Seringia saxatilis

Scientific classification
- Kingdom: Plantae
- Clade: Tracheophytes
- Clade: Angiosperms
- Clade: Eudicots
- Clade: Rosids
- Order: Malvales
- Family: Malvaceae
- Genus: Seringia
- Species: S. saxatilis
- Binomial name: Seringia saxatilis C.F.Wilkins
- Synonyms: Keraudrenia saxatilis C.F.Wilkins MS; Keraudrenia hermanniifolia auct. non J.Gay: Grieve, B.J. (1998);

= Seringia saxatilis =

- Genus: Seringia
- Species: saxatilis
- Authority: C.F.Wilkins
- Synonyms: Keraudrenia saxatilis C.F.Wilkins MS, Keraudrenia hermanniifolia auct. non J.Gay: Grieve, B.J. (1998)

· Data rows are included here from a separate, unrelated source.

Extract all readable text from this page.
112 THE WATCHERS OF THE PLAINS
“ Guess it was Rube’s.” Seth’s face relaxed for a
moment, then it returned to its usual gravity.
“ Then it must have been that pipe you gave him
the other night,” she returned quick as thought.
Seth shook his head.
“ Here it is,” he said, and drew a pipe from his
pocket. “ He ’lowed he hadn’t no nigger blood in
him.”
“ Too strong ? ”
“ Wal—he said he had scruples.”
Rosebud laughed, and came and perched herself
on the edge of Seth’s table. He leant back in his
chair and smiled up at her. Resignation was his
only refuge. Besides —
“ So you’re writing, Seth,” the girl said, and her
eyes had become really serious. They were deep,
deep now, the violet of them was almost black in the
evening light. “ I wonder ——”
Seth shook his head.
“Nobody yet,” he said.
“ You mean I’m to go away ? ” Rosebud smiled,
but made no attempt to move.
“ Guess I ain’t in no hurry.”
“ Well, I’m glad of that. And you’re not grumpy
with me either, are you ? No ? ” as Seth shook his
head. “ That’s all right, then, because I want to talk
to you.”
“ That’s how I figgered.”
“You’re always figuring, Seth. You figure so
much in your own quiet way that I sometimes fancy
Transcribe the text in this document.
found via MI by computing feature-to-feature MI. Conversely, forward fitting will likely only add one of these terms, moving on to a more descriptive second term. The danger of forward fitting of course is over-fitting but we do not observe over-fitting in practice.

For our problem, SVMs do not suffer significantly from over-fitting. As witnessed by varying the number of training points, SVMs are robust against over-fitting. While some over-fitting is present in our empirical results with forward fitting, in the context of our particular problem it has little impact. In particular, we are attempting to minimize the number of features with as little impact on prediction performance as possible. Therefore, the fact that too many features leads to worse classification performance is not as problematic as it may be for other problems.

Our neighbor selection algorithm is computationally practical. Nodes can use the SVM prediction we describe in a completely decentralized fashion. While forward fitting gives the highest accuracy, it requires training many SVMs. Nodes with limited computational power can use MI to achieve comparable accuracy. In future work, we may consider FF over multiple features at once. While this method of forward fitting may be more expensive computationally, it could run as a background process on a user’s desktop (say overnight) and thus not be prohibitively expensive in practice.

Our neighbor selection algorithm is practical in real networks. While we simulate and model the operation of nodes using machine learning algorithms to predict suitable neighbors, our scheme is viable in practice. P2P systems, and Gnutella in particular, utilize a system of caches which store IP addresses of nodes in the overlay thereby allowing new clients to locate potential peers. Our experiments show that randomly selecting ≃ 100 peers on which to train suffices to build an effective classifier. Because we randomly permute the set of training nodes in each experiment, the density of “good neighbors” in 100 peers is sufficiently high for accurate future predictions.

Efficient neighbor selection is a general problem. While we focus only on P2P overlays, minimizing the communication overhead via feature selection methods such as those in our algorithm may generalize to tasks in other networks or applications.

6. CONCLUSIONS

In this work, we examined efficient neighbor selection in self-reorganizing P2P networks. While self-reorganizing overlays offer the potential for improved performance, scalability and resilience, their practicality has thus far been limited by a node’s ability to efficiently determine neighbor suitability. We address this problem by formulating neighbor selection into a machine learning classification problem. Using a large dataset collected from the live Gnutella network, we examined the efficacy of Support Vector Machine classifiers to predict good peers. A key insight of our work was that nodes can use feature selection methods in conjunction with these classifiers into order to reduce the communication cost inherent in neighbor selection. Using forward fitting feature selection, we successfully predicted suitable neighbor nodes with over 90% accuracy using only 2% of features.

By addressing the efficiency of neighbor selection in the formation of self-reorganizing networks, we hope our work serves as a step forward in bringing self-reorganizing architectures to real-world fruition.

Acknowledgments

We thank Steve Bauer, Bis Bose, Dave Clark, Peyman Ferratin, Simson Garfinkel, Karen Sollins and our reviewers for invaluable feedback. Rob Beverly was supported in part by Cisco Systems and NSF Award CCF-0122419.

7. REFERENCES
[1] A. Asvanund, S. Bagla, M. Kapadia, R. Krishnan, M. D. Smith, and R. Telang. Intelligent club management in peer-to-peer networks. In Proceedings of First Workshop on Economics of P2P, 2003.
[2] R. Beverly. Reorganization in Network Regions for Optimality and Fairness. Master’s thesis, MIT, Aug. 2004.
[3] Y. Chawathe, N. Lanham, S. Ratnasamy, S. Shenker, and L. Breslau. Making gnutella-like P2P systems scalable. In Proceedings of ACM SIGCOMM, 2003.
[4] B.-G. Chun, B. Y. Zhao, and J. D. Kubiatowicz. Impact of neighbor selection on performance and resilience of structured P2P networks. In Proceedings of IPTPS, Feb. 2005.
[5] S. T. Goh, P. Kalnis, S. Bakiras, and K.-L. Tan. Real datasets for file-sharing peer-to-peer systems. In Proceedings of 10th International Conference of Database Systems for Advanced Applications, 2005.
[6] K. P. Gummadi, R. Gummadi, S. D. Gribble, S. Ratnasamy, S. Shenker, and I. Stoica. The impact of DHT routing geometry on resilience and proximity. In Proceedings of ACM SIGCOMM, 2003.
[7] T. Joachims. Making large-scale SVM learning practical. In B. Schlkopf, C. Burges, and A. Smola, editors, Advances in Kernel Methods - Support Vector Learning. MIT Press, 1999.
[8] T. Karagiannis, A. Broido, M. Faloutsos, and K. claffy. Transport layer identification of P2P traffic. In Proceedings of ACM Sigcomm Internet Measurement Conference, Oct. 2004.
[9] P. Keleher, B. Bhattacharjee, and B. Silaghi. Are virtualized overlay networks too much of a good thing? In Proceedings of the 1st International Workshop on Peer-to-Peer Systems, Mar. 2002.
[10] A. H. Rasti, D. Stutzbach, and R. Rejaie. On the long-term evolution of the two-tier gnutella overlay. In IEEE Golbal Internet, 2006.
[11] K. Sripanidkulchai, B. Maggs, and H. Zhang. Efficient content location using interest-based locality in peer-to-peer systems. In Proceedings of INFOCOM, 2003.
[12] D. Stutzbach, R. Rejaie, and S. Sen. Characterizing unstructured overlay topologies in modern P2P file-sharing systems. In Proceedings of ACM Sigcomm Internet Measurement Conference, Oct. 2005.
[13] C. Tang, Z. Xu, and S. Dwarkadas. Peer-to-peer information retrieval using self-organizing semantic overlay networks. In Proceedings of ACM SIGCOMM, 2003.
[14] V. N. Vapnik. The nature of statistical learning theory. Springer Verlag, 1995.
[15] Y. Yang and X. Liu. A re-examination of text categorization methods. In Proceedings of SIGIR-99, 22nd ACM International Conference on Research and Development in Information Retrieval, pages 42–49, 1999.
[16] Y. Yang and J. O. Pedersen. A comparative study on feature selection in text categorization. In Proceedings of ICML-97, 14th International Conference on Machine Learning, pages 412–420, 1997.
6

Species of flowering plant

Seringia saxatilis, commonly known as gorge fire-bush, is a species of flowering plant in the mallow family and is endemic to Kalbarri National Park in Western Australia. It is a sprawling, open shrub with hairy young stems, oblong to broadly elliptic leaves and purple flowers arranged in groups of 3 to 6.

==Description==
Seringia saxatilis is a sprawling, open shrub that typically grows to a height of 0.4–1 m, about 1 m wide, and has hairy stems. The leaves are oblong to broadly elliptic, mostly 2–8 mm long and 4–5 mm wide on a petiole up to 2.5 mm long with stipules up to 2 mm long at the base. The leaves are lobed, crinkled and undulating, with deeply impressed veins on the upper surface. The flowers are arranged in a cyme with 3 to 6 flowers on a peduncle 4–9 mm long, each flower on a pedicel 2–8 mm long. The flowers are 15 mm wide and purple with petal-like sepals joined at the base to form a tube with lobes 75% the length of the tube. Petals are absent and the stamens have yellow filaments, and dark coloured anthers. Flowering occurs from July to October.

==Taxonomy==
In 1999, Carolyn F. Wilkins described Seringia saxatilis in the journal Australian Systematic Botany from specimens collected in Kalbarri National Park in 2010. The specific epithet (saxatilis) means "dwelling among rocks".

==Distribution and habitat==
This species of seringia is only known from the Kalbarri area where it grows among sandstone boulders in the Geraldton Sandplains bioregions of Western Australia.

==Conservation status==
Seringia saxatilis is listed as "Priority Two" by the Western Australian Government Department of Biodiversity, Conservation and Attractions, meaning that it is poorly known and from only one or a few locations.